As some civilian agencies are beginning to expect the unexpected amid proposals to implement major budget cuts in 2018, one thing could remain consistent.
President Donald Trump appears to be following a longstanding, traditional formula for adjusting federal employee pay in 2018.
The Washington Post first reported the Trump administration’s intention to raise federal employees’ pay by 1.9 percent in 2018. This number is in line with the annual pay adjustment formula set under Title 5 of the U.S. Code for most federal employees under the General Schedule.
That formula equals the percentage increase in the Employment Cost Index (ECI) between September 2015 and September 2016, less than one half of a percentage point.
The ECI went up 2.4 percent in September 2016. Therefore, the base General Schedule increase for 2018 would be 1.9 percent — in line with reports of the Trump administration’s plans for next year.
An OMB spokesperson told Federal News Radio it could not confirm the 2018 raise.
The process for setting federal employee pay can be long, complicated and multifaceted.
The President can ultimately choose to differ from the ECI formula and must tell Congress of his alternative by Sept. 1.
Presidents often give word in their annual budget proposals of their intention to raise or freeze pay for federal employees under the General Schedule. Former President Barack Obama did so in 2009 in his first budget request.
Trump’s budget blueprint, which he released last week, made no mention of federal employees’ pay and benefits. A more detailed budget plan with more policy initiatives should be out sometime in May and could include further indication of Trump’s plan for setting pay in 2018.
Federal employees, on average, earn about 34.07 percent less than their counterparts in the private sector, according to the latest data from the Bureau of Labor Statistics and Office of Personnel Management. That’s down slightly from the previous year’s estimate of 34.92 percent.
Congress passed the Federal Employees Pay Comparability Act in the 1990s, which was designed to eliminate this pay gap between public and private sector workers. But lawmakers have never set aside enough funding to do so.
As it has happened in recent years, the President often submits an alternative pay plan that specifically allocates amounts toward across-the-board raises and locality pay adjustments for the year.
Therefore, the actual and specific amount that an employee receives may depend on his or her geographic location.
Federal employee pay raises have risen slightly in recent years after two years of 1 percent raises and three years of pay freezes.
History of Federal Employee Pay Raises
3.9 percent (with locality pay)
2 percent (with locality)
1.3 percent (with locality)
2.1 percent (with locality)
Congress can also offer alternatives, either through the budgetary and appropriations process. Or Congress can remain silent on federal employee, which it’s done for the past few years.
Yet it hasn’t been without trying.
Rep.

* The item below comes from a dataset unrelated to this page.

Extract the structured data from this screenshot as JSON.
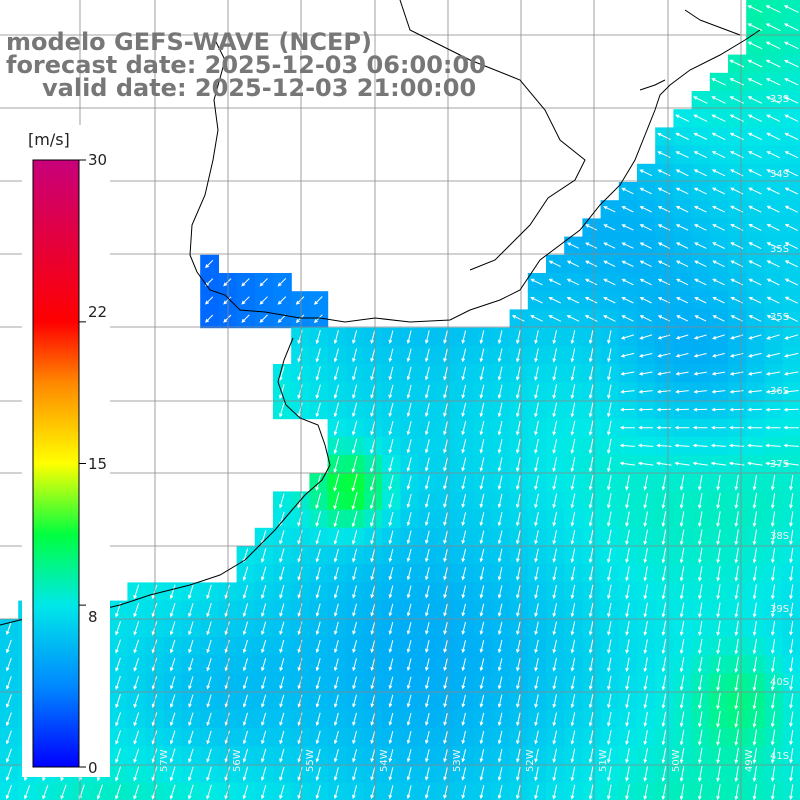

Gerry Connolly (D-Va.) and Sen. Brian Schatz (D-Hawaii) in January introduced the Federal Adjustment of Income Rates (FAIR) Act, which would give most federal employees a 3.2 percent raise in 2018 — a 2 percent pay increase plus a locality pay adjustment of 1.2 percent.
Connolly has introduced similar legislation under the same name in previous years. Democrats have consistently supported it, but neither bill has gone far.
Obama signed off on a last-minute 2.1 percent pay raise for most civilian and military employees for 2017, which superseded the original order he signed that called for a 1.6 percent raise for most federal workers.